Breastfeeding Tips: When is Milk Supply Established?

Developing a healthy breastfeeding routine right away is crucial to establishing and maintaining a strong breast milk supply.

As you grow accustomed to life with a new baby and continue establishing breastfeeding, one of the most important things to remember is that your breasts make milk on an “on-demand” basis. This means that how often and how much milk is removed from your breasts, whether by nursing or pumping, are the main factors that determine the volume of milk that your body will continue to produce. The more often that milk is expressed, then the more milk your breasts create.

Understanding How Milk Supply Works When Establishing Breastfeeding

In order to maintain milk supply later, nursing and/or pumping frequently throughout the lactation phases is vital to first establishing successful breastfeeding. The Initiation Phase, Building Phase and Maintenance Phase are all important, individual stages of the breastfeeding journey and take place from the day you give birth to about six months after. Developing a healthy breastfeeding routine right away is crucial because:

  • Frequent nursing and/or pumping expresses the colostrum from your breasts, which is both an incredibly valuable source of early nutrition for your newborn and a signal to your body that more milk should be produced.
  • There is compelling evidence that suggests these early steps in the breastfeeding journey set the groundwork for more seamless success later, including maintaining your milk supply.

How to Produce More Breast Milk

Learning as much as you can about breastfeeding before your baby is born is helpful so you can begin your journey with confidence, valuable knowledge, and realistic expectations. Doing research ahead of time can also help you nurse most efficiently after your baby is born. This means ensuring that your milk has been completely and effectively removed from your breasts during each nursing or pumping session, as this is a major factor in the amount of milk that continues to be produced.

Since your breasts make milk on an on-demand basis, if your body senses that your milk is not being expressed completely and your breasts aren’t fully emptied, then it will naturally slow future milk production.

Ensuring that breastfeeding positioning is comfortable for you both and that your little one is latching properly can help your him or her most efficiently drain your milk. If they don’t fully empty the breasts during a nursing session, be sure to express the extra milk after or between feedings to maintain milk supply.

If you’re encountering frequent or ongoing issues with your baby’s latch or not draining the breast, be sure to connect with a lactation professional for a consultation and extra assistance.

Other Factors to Consider When Establishing Breastfeeding

To maintain milk supply, it is also important to breastfeed at night during the first few weeks after birth while your body is in the Initiation and Building phases of lactation. This is because prolactin - the hormone primarily responsible for milk production - is present at higher levels at night, so nursing and/or pumping at night during this time in these early phases can help encourage ample breast milk.
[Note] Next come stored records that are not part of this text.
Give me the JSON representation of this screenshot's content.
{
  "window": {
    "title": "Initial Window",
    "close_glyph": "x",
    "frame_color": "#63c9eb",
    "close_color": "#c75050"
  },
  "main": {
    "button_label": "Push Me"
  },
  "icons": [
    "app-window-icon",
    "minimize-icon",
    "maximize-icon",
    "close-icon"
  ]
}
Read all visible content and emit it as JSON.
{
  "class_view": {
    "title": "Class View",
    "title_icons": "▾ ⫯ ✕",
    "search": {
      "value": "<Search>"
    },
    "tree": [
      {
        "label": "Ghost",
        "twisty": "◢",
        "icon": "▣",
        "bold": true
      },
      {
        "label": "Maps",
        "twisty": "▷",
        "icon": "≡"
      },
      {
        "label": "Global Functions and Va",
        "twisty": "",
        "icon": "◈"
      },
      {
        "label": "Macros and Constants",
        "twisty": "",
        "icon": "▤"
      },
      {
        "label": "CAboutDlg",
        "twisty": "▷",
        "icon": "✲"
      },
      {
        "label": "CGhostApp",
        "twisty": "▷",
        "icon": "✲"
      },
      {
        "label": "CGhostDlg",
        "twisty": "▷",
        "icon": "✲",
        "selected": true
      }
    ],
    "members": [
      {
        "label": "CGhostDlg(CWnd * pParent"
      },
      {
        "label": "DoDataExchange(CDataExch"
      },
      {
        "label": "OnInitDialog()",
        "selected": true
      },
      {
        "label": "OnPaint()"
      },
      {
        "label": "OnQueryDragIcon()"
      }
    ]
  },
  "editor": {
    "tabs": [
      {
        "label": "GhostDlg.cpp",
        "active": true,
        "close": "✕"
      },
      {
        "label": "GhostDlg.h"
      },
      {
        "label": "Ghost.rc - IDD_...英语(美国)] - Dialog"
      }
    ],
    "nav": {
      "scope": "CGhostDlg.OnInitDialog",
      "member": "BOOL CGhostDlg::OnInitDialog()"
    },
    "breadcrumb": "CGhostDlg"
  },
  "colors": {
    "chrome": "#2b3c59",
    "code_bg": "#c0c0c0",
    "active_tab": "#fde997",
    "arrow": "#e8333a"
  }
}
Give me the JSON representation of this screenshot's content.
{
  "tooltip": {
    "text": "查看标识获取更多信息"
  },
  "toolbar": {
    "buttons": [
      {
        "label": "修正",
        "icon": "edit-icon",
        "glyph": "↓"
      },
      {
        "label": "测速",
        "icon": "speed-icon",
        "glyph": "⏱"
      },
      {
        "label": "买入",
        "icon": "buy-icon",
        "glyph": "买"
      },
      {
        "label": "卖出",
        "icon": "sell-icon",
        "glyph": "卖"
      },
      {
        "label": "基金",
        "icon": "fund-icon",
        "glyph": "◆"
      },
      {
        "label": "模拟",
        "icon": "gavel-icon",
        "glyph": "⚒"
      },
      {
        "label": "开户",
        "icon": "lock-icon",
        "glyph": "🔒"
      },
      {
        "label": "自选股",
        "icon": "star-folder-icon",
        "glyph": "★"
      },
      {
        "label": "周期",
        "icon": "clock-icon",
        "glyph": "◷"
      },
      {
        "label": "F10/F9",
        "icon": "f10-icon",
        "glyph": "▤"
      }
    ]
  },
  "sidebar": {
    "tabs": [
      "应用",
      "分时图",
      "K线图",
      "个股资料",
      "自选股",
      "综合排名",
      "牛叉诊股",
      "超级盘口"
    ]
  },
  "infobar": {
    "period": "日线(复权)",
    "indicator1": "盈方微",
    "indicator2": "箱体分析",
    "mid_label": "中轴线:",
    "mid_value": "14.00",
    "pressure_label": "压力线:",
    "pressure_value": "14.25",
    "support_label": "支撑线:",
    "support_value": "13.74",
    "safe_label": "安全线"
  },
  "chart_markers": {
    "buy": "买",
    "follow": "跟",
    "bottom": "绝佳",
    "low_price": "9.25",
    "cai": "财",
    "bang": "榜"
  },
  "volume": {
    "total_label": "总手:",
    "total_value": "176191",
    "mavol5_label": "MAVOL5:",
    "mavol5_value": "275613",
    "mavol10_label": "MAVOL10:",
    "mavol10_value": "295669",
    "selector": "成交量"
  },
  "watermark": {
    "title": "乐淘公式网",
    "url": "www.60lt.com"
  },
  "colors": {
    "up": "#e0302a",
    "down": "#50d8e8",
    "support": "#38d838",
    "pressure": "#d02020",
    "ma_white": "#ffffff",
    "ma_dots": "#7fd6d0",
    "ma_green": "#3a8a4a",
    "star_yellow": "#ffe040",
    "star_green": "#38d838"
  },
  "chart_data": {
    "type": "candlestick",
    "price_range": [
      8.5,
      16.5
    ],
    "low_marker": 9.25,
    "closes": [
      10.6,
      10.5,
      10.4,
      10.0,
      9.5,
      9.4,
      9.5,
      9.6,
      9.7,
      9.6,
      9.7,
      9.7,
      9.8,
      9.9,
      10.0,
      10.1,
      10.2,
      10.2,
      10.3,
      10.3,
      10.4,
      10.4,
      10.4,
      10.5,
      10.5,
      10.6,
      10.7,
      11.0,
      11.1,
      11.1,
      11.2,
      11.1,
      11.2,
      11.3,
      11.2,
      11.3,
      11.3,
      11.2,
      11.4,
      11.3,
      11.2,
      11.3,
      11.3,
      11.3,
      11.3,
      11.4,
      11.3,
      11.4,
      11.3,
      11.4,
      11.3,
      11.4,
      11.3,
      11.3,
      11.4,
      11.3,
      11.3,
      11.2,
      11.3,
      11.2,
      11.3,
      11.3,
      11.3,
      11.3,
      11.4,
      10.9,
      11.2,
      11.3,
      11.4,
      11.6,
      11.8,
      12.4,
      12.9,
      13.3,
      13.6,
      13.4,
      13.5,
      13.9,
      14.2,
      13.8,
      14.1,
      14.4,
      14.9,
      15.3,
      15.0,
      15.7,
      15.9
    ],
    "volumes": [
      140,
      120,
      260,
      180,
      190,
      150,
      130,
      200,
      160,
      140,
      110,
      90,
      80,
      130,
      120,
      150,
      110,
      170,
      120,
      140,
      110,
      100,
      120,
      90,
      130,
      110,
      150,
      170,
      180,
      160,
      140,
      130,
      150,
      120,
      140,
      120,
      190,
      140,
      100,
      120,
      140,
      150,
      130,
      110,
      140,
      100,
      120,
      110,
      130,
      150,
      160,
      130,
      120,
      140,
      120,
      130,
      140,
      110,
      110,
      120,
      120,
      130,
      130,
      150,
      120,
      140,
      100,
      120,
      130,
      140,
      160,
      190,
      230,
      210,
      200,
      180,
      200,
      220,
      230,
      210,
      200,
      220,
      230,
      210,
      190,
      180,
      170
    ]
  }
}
Self-care is also essential as you’re establishing breastfeeding, maintaining your milk supply, and bonding with your baby. Be sure to rest often and try to sleep when your little one sleeps. Frequent stress, being in pain, and getting sick can actually suppress milk production and reduce your supply, so focusing on your wellness is important for both you and your baby! 

As you begin your breastfeeding routine, it can be especially helpful to use a printable feeding and pumping log to keep careful track of your baby's feedings and your pumping sessions during these early days and weeks. This can help you understand when and how frequently your little one feeds while recording important information that you might forget later. (We know how tiring those first weeks at home together can be!)

Increase Milk Supply with Symphony PLUS®

Today, moms also have a rent-to-home option when it comes to our hospital-grade (multi-user) Symphony PLUS® breast pump, which has been shown to significantly increase breast milk production when used soon after birth. With research-based Initiation Technology™, Symphony PLUS helps moms to initiate, build, and maintain their breast milk supply and is available for comfortable, convenient at-home use as long as you choose. Visit for more details or to place your rental order today.

Avoiding Solids and Formula When Breastfeeding

Additionally, you may want to consider avoiding the integration of solid foods, water, and formula into your baby’s diet for as long as possible (without sacrificing the health and wellbeing of yourself or your little one, of course), usually until at least about six months after birth. The American Academy of Pediatrics recommends exclusive breastfeeding for the first six months of your baby’s life and continued breast milk feeding until his or her first birthday, or so long as mutually desired by both you and your little one. Exclusive breastfeeding until other foods are introduced, usually around the six-month mark, will encourage continued milk production and help prevent your baby from losing interest or taking in too little breast milk, which can lead to a decrease in supply.

Additional Factors that Impact Breast Milk Production

Lastly, starting your period, becoming pregnant again, and taking hormonal birth control (especially birth control containing estrogen) can all be factors that influence your milk production and may even significantly decrease supply if you are still nursing or pumping.

We understand that breastfeeding can sometimes have challenges, especially when learning how to maintain milk supply and understanding this new responsibility that your body has. Rest assured that you are providing the best possible nutrition to your little one right away in life, and Medela is here for you through each stage of your breast milk feeding journey.